Think of it this way, the original Niagara (T1) was an in-order CPU. That is, instructions were executed in the order they occur in the program code. This is simple and power efficient but doesn't produce very good single thread performance, since the processor stalls if an instruction takes longer than expected. Say, a load instruction misses L1 cache and has to fetch the data from L2/L3/Lwhatever/memory. Now, one way to drive up the utilization of the CPU core is to add hardware threads. And the simplest way to do that? Well, just run an instruction from another available thread every cycle (that is, if a thread is blocked e.g. waiting for memory, skip it). So now you have a CPU that is still pretty small, simple and power efficient, but can still exploit memory level parallelism (i.e. have multiple outstanding memory ops in flight).
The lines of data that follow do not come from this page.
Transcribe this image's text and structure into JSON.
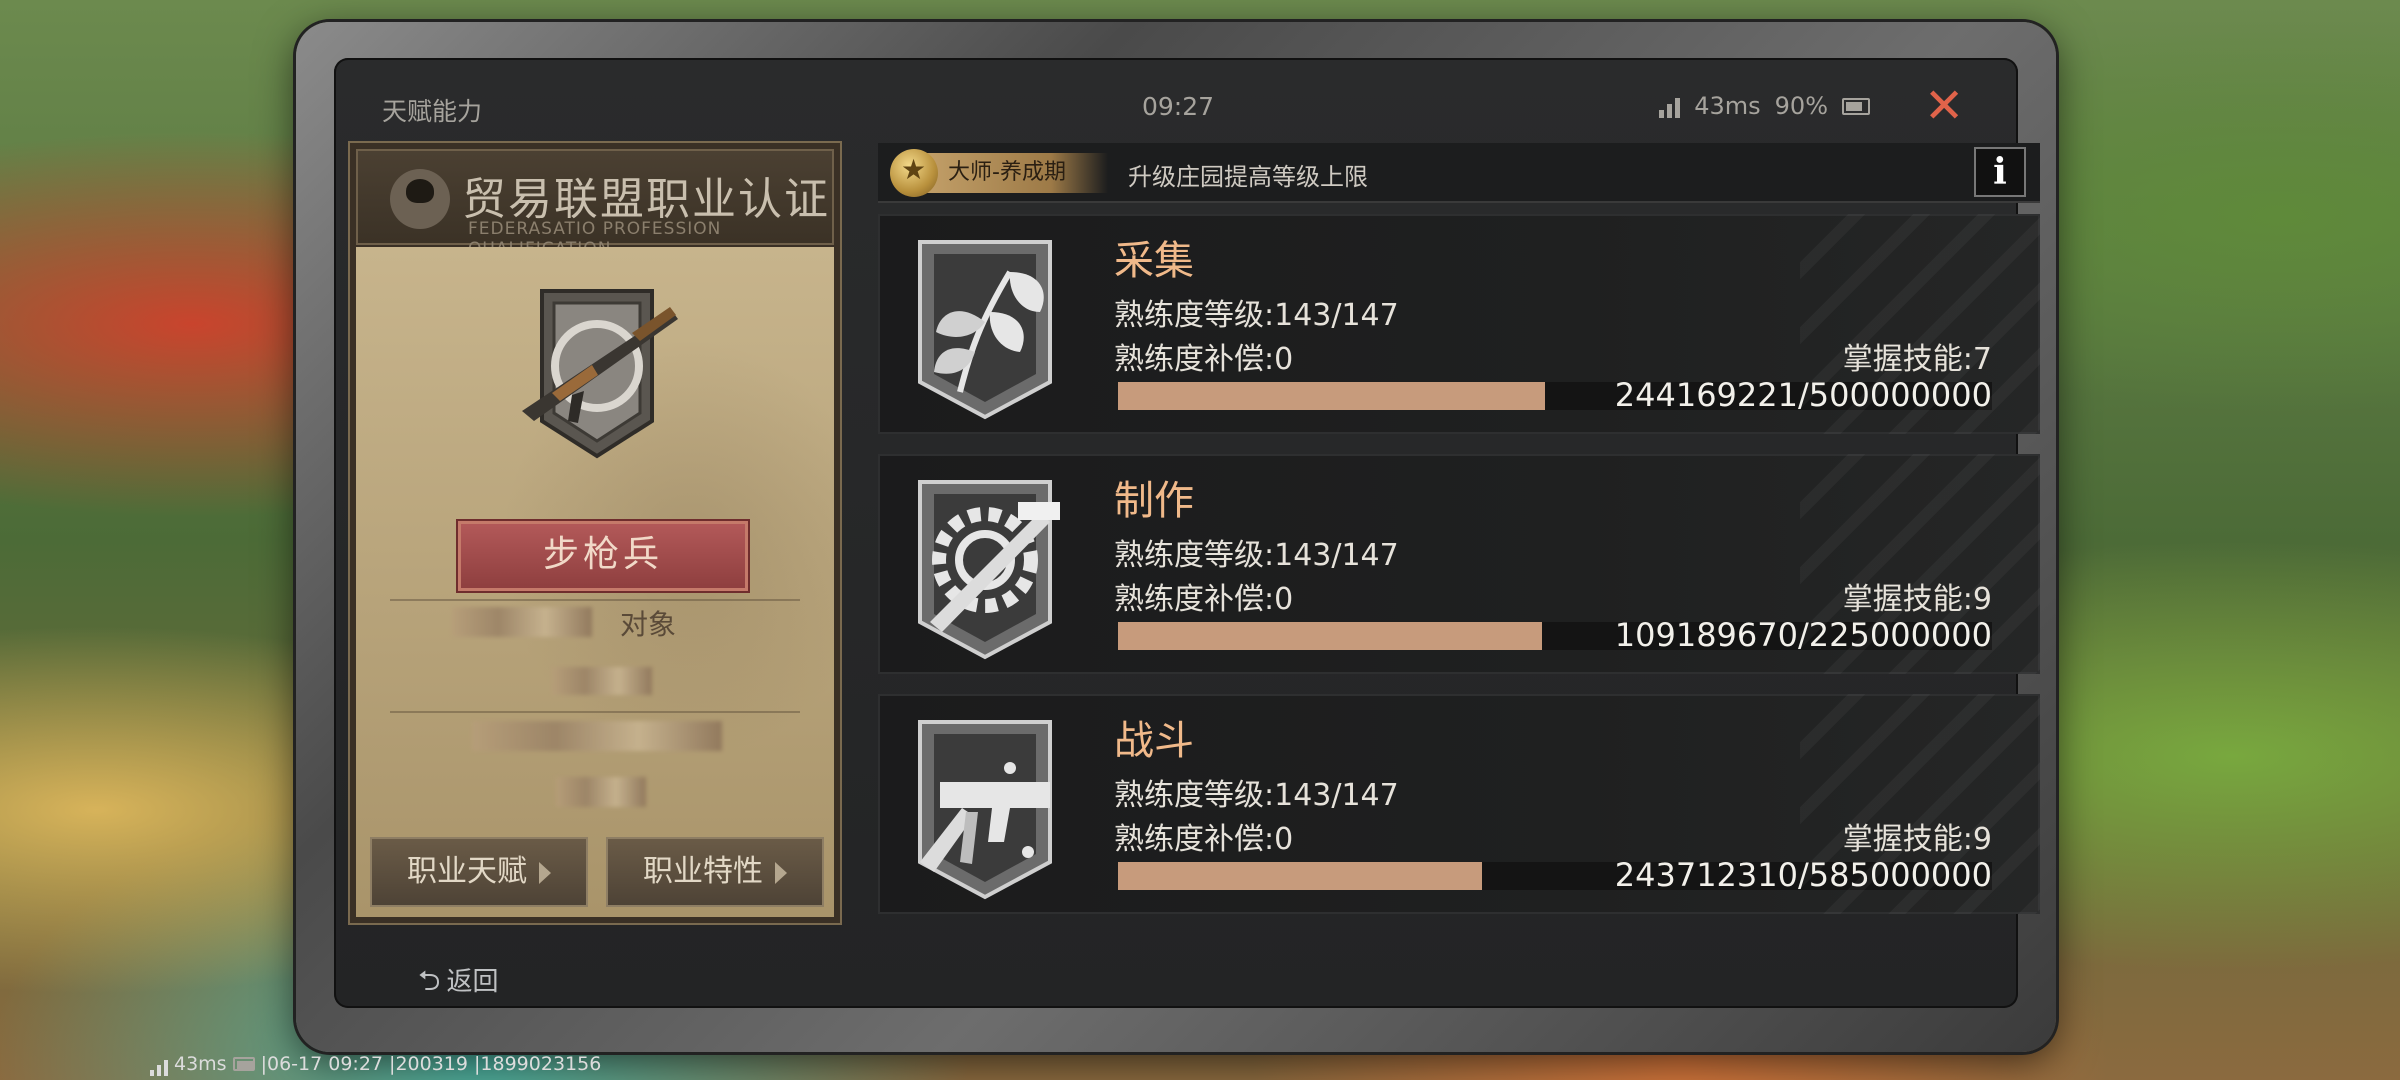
{
  "window": {
    "title": "天赋能力",
    "time": "09:27",
    "latency": "43ms",
    "battery_pct": "90%",
    "close_icon": "close-icon"
  },
  "certificate": {
    "title": "贸易联盟职业认证",
    "subtitle": "FEDERASATIO PROFESSION QUALIFICATION",
    "class_name": "步枪兵",
    "partial_label": "对象",
    "buttons": {
      "talent": "职业天赋",
      "trait": "职业特性"
    }
  },
  "rank": {
    "badge": "大师-养成期",
    "description": "升级庄园提高等级上限",
    "info_label": "i"
  },
  "skills": [
    {
      "name": "采集",
      "level": "熟练度等级:143/147",
      "compensation": "熟练度补偿:0",
      "mastery": "掌握技能:7",
      "progress_text": "244169221/500000000",
      "progress": 0.488,
      "icon": "leaf-icon"
    },
    {
      "name": "制作",
      "level": "熟练度等级:143/147",
      "compensation": "熟练度补偿:0",
      "mastery": "掌握技能:9",
      "progress_text": "109189670/225000000",
      "progress": 0.485,
      "icon": "gear-hammer-icon"
    },
    {
      "name": "战斗",
      "level": "熟练度等级:143/147",
      "compensation": "熟练度补偿:0",
      "mastery": "掌握技能:9",
      "progress_text": "243712310/585000000",
      "progress": 0.417,
      "icon": "smg-icon"
    }
  ],
  "footer": {
    "back_label": "返回",
    "debug_latency": "43ms",
    "debug_info": "|06-17 09:27 |200319 |1899023156"
  },
  "colors": {
    "accent": "#f0b98a",
    "progress": "#c79b7c",
    "close": "#e0634a",
    "class_plate": "#a84f4f"
  }
}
Now, the other approach, is that you have a CPU with out of order (OoO) execution. Meaning that the CPU contains a scheduler that handles a queue of instructions, and any instruction that has all its dependencies satisfied can be submitted for execution. And then later on a bunch of magic happens so that externally to the CPU it still looks like everything was executed in order like the program code specified. This is pretty good for getting good single thread performance, and can exploit some amount of MLP as well, e.g. if a bunch of instructions are waiting for a memory operation to complete, some other instructions can still proceed (perhaps executing a memory op themselves). So in this model the amount of MLP is limited by the inherent serial dependencies in the code, and on the length of the instruction queues that the scheduler maintains. The downside of this is that the OoO logic takes up quite a bit of chip area (making it more expensive), and also tends to be one of the more power-hungry parts of the chip. But, if you want good single-thread performance, that's the price you have to pay.. Anyway, now that you have this OoO CPU, what about adding hardware threads? Well, now that you already have all this scheduling logic, turns out it's relatively easy. Just "tag" each instruction with a thread ID, and let the scheduler sort it all out. So this is what is called Simultaneous Multi-Threading (SMT). So in a way it's a pretty different way of doing threading compared to the Niagara-style in-order processor. Also, since you already have all this OoO logic that is able to exploit some MLP within each thread, you don't need as many threads as the Niagara-style CPU to saturate the memory subsystem. So, this SMT style of threading is what you see in contemporary Intel x86 processors (they call it hyperthreading (HT)), IBM POWER, and now also AMD Zen cores.
As for benchmarks, I'm too lazy to search, but I'm sure you can find e.g. some speccpu results for Niagara.